Until now, the only option for people without such powerful hardware would typically to use a service like NoveAI or AI Dungeon, where one has to pay for the service. They also provided a fancy interface and tools to help people write their individual stories. Aside from the cost however, there were also limitations. Dungeon AI recently imploded due to their own actions, and a lot of people were left without a home.

And of course, for a free software video game, such services are prohibitive, as I can’t pay out of pocket for the text generations of dozens of players (or imagine if my game ever became actually popular).

After a bit of hacking of the KoboldAI client itself, I also added functionality to allow someone to use their own KoboldAI client to talk to the Horde directly. Which means someone with a potato PC, can still use KoboldAI directly.

Now there are some obvious limitations as you might expect. First of all, the availability of the models in the horde is dependent on who is supporting it at the moment. If only people with weak GPU are in, the best you’ll find is a Nerys 2.7B. If however some of the big chonkers are in, you might be able to use KoboldAI as if you have a 20B model behind it.

The other problem is of course questions of privacy. Even though the text is encrypted during transfer, and even though the horde does not store any prompts or generations, at the end destination, the owner of the server can see all your prompts if they so wish, even if they don’t know who you are. So for those wanting the really steamy stuff, or perhaps those who write stories using real people and locations, this might be a deal breaker.

However for more normal stories, or for more generic generations such as for utilities and apps, this is hardly a concern.

Finally we’re still new, so currently everyone is playing nice. But there’s always the potential of bad actors, who might food the horde with garbage generations just to shut it down. There’s nothing I can do about someone dedicated to do that except go into a whitelist mode, and have the horde become an invite-only service, much like a private bittorrent tracker. In fact, anyone could set up their own private instance for their own community, for those situations where they want only trusted people to use it.
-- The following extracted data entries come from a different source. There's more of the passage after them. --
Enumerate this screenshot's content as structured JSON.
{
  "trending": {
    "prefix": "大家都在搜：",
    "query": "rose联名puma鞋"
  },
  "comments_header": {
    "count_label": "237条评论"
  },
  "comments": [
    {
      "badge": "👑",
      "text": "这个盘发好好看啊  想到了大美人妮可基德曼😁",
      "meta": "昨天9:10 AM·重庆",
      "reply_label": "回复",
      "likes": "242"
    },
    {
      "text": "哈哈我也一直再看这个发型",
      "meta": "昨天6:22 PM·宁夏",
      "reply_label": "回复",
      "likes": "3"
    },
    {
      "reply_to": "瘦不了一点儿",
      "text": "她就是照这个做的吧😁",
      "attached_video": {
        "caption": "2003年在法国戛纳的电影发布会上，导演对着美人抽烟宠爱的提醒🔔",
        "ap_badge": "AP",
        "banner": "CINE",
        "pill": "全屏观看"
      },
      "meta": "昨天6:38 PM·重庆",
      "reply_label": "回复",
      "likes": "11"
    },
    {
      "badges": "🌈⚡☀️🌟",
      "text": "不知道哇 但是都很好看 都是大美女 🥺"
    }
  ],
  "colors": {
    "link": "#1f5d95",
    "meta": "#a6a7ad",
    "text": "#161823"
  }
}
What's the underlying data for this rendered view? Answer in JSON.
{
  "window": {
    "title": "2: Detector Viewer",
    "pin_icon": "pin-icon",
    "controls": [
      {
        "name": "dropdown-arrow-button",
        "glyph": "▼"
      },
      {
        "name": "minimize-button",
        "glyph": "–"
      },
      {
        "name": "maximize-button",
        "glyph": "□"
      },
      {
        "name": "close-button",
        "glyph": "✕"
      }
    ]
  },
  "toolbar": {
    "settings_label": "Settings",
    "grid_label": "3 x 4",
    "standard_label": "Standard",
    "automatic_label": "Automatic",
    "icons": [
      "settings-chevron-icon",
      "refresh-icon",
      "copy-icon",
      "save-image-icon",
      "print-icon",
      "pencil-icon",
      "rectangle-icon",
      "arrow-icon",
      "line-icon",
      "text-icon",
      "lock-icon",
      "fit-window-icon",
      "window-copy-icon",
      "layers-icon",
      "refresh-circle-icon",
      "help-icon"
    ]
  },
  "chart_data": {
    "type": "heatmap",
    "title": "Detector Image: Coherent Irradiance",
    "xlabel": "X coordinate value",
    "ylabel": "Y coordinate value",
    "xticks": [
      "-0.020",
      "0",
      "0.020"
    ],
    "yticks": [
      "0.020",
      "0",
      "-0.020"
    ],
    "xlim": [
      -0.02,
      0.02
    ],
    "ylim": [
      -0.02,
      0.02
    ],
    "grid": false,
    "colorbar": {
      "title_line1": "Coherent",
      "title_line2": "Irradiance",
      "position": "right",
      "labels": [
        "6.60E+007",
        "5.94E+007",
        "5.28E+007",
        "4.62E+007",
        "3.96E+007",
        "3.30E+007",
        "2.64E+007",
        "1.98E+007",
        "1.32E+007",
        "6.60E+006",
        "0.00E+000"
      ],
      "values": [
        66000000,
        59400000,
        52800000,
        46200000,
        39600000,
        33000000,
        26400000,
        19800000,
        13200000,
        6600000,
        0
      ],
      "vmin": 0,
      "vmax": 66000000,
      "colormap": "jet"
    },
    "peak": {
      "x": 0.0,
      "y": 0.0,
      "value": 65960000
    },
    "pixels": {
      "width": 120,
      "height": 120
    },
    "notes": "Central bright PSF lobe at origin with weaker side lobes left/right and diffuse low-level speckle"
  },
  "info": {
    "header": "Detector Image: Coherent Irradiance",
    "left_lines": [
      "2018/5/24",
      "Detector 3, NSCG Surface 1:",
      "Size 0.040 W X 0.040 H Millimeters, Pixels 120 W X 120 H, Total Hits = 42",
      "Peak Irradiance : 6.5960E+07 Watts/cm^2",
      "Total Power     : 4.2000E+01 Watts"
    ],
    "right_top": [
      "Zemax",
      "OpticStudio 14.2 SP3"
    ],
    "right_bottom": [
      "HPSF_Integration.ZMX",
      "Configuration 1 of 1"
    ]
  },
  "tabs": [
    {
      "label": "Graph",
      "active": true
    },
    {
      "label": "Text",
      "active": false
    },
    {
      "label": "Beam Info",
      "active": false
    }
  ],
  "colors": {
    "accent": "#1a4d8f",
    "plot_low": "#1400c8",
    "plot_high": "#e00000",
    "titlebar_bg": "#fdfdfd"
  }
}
Eventually my plan is to follow the bittorrent approach for usage and contributions as well, where people will only be able to use the horde if they contribute somehow to the KAI community. Whether by adding their own GPU to the horde, or by writing documentation, etc.

But ultimately I want this to be a mutual aid based service. Where those who have the capacity help those who do not, and the latter find some other ways to make it up, for the uplifting of everyone in the KoboldAI community.

And before anyone suggests to tie this to some web3 token: Fuck that shit! I will work integrate with any cryptocurrencies! That is poison for our communities AND for our ecosystem.

The owner of the KAI client repo was also kind enough to redirect their domain to my KAI Horde instance, so now we have a very fancy url as well.

Official KoboldAI Horde

Already this is working amazingly well and I’m working on improvements daily. I’m excited to see what kind of doors this will open.